Vitamin C Serum Reviews: Indeed Labs and Ole Henriksen

I’ve recently tried two vitamin C products: Indeed Laboratories Vitamin C24 and Ole Henriksen Truth Serum Vitamin C Collagen Booster. I got into vitamin C products a while back through the Obagi serum as a way to fade sun freckles on my hyperpigmentation-prone skin (Fitzpatrick type III, which in my opinion is one of the worst types if you’re prone to hyperpigmentation, because not only do you get pigmentation easily, but it also contrasts more with the rest of your skin). Vitamin C has other benefits too, such as promoting collagen synthesis (plumps up skin and reduces wrinkle depth), soaking up sun damage as an antioxidant, and fading acne scars (post-inflammatory hyperpigmentation or PIH).

The annoying thing about vitamin C in skincare is that it tends to be very unstable, breaking down rapidly to dehydroascorbic acid in the presence of light, water and oxygen, and doesn’t penetrate the skin easily (it generally needs to be at pH < 3.5 for it to be unionised and hence penetrate skin better). Both these products manage to get around these issues.

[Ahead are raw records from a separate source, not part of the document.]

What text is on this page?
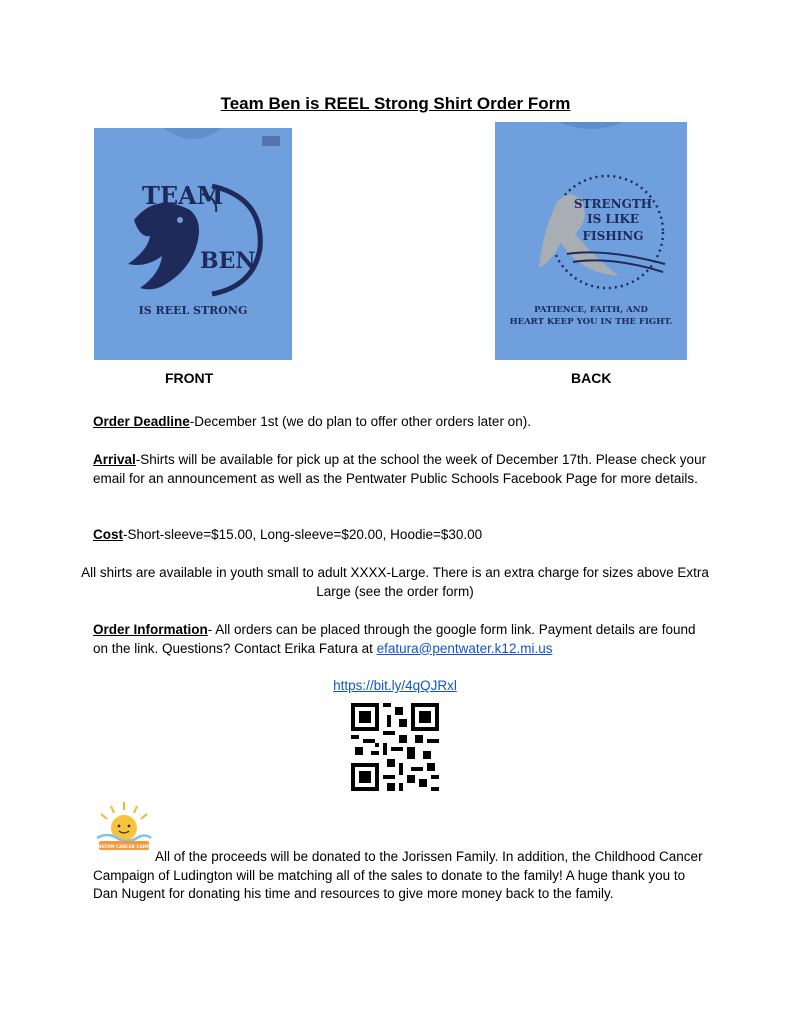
Team Ben is REEL Strong Shirt Order Form
TEAM
BEN
IS REEL STRONG
STRENGTH
IS LIKE
FISHING
PATIENCE, FAITH, AND
HEART KEEP YOU IN THE FIGHT.
FRONT	BACK
Order Deadline-December 1st (we do plan to offer other orders later on).
Arrival-Shirts will be available for pick up at the school the week of December 17th. Please check your email for an announcement as well as the Pentwater Public Schools Facebook Page for more details.
Cost-Short-sleeve=$15.00, Long-sleeve=$20.00, Hoodie=$30.00
All shirts are available in youth small to adult XXXX-Large. There is an extra charge for sizes above Extra Large (see the order form)
Order Information- All orders can be placed through the google form link. Payment details are found on the link. Questions? Contact Erika Fatura at efatura@pentwater.k12.mi.us
https://bit.ly/4qQJRxl
LUDINGTON CANCER CAMPAIGN
All of the proceeds will be donated to the Jorissen Family. In addition, the Childhood Cancer Campaign of Ludington will be matching all of the sales to donate to the family! A huge thank you to Dan Nugent for donating his time and resources to give more money back to the family.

Vitamin C Serum Reviews: Indeed Labs and Ole Henriksen

Indeed Labs Vitamin C24

Indeed Labs Vitamin C24 ($36.99 for 30 mL) is a white cream-like product that comes in a squeezy tube. It gets its name from the 22% L-ascorbic acid and 2% hyaluronic microspheres that it contains. Here’s the ingredients list:

Dimethicone, Ascorbic Acid, Polysilicone-11, Ethylhexyl Palmitate, PEG-10 Dimethicone, Silica Silylate, Silica Dimethyl Silylate, Butylene Glycol, Sodium Hyaluronate

The first thing you’ll notice is that this product doesn’t contain water. This is significant for two reasons:

  1. Water speeds up the decomposition of L-ascorbic acid to inactive dehydroascorbic acid, so using a water-free (anhydrous) formula keeps the vitamin C levels higher for far longer, translating to a more effective product.
  2. Only water-based products have a pH, and since the cream is oil-based, L-ascorbic acid will be unionised and can penetrate the skin quickly, again increasing effectiveness.

22% vitamin C matches the amount used in an in vitro experiment which used anhydrous vitamin C to increase collagen levels, although a small clinical study found that 10% already had good anti-aging effects. I found that it prickled a bit after applying it to my face – probably a result of the vitamin C dissolving in tiny amounts of water on my skin or in the air.